Petrucci-Fonseca, do Grupo Lobo, diz-nos que a avaliação do sucesso ou do fracasso do PAC Lobo não pode ser reduzida a uma única métrica: o alcance de um estado de conservação favorável da população nacional de lobo-ibérico. O biólogo recorda que esse plano fora “bem delineado” e que “muita coisa se fez”, designadamente no que toca à produção e reunião de conhecimento.
Se parte dos objetivos do PAC Lobo não foi concretizada é porque, entre outras coisas, faltou o investimento necessário para fazê-lo e porque quem estava encarregado de implementá-lo não o fez devidamente, refere.
Sobre o Programa Alcateia, Petrucci-Fonseca reserva comentários para quando for apresentado publicamente, mas avança-nos que é imprescindível um maior apoio aos criadores de gado, para atenuar conflitos e promover uma coexistência mais positiva, e o reforço do combate ao furtivismo e a outras práticas ilegais, como a colocação de iscas envenenadas, que causam a morte de lobos e de outros animais. Essas duas ameaças, diz, continuam a ser algumas das principais razões pelas quais as populações de lobo em Portugal têm tido dificuldade em recuperar.

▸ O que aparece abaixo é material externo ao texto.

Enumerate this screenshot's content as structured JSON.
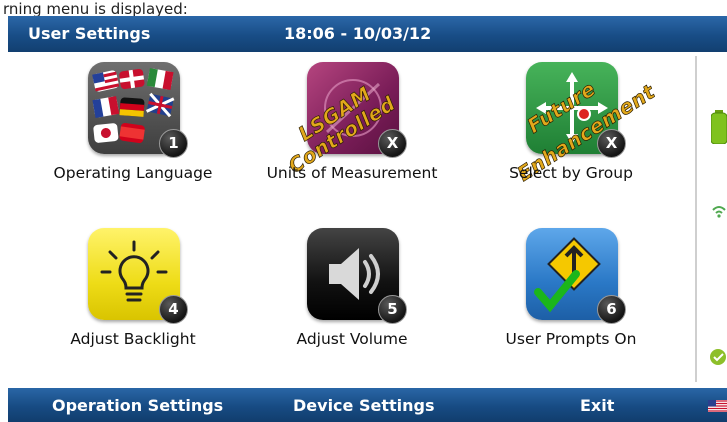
{
  "caption": "rning menu is displayed:",
  "titlebar": {
    "title": "User Settings",
    "datetime": "18:06 - 10/03/12"
  },
  "tiles": [
    {
      "label": "Operating Language",
      "badge": "1",
      "overlay": []
    },
    {
      "label": "Units of Measurement",
      "badge": "X",
      "overlay": [
        "LSGAM",
        "Controlled"
      ]
    },
    {
      "label": "Select by Group",
      "badge": "X",
      "overlay": [
        "Future",
        "Enhancement"
      ]
    },
    {
      "label": "Adjust Backlight",
      "badge": "4",
      "overlay": []
    },
    {
      "label": "Adjust Volume",
      "badge": "5",
      "overlay": []
    },
    {
      "label": "User Prompts On",
      "badge": "6",
      "overlay": []
    }
  ],
  "footer": {
    "operation_settings": "Operation Settings",
    "device_settings": "Device Settings",
    "exit": "Exit"
  },
  "icons": {
    "status": [
      "battery-icon",
      "signal-icon",
      "check-icon"
    ],
    "tiles": [
      "language-flags-icon",
      "units-icon",
      "select-group-icon",
      "backlight-bulb-icon",
      "volume-speaker-icon",
      "user-prompts-sign-icon"
    ],
    "footer_flag": "us-flag-icon"
  },
  "colors": {
    "titlebar": "#184d86",
    "footer": "#174b83",
    "overlay_text": "#e2a81b",
    "badge": "#1a1a1a",
    "battery": "#7fc21e",
    "check": "#8dbf2a",
    "backlight_bg": "#f2e12a",
    "units_bg": "#8e2c6a",
    "group_bg": "#2c9a3f",
    "prompts_bg": "#2f7fd0"
  }
}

Além disso, salienta que é preciso estar ciente de que conservar um predador e uma espécie com uma carga cultural tão forte, como é o caso do lobo, não é algo que se consiga fazer numa geração nem “no tempo de um governo”. Para que qualquer estratégia ou plano de proteção do lobo possa ser bem-sucedido “é preciso tempo”, destaca, bem como investimento, empenho e o envolvimento ativo de todas as partes interessadas.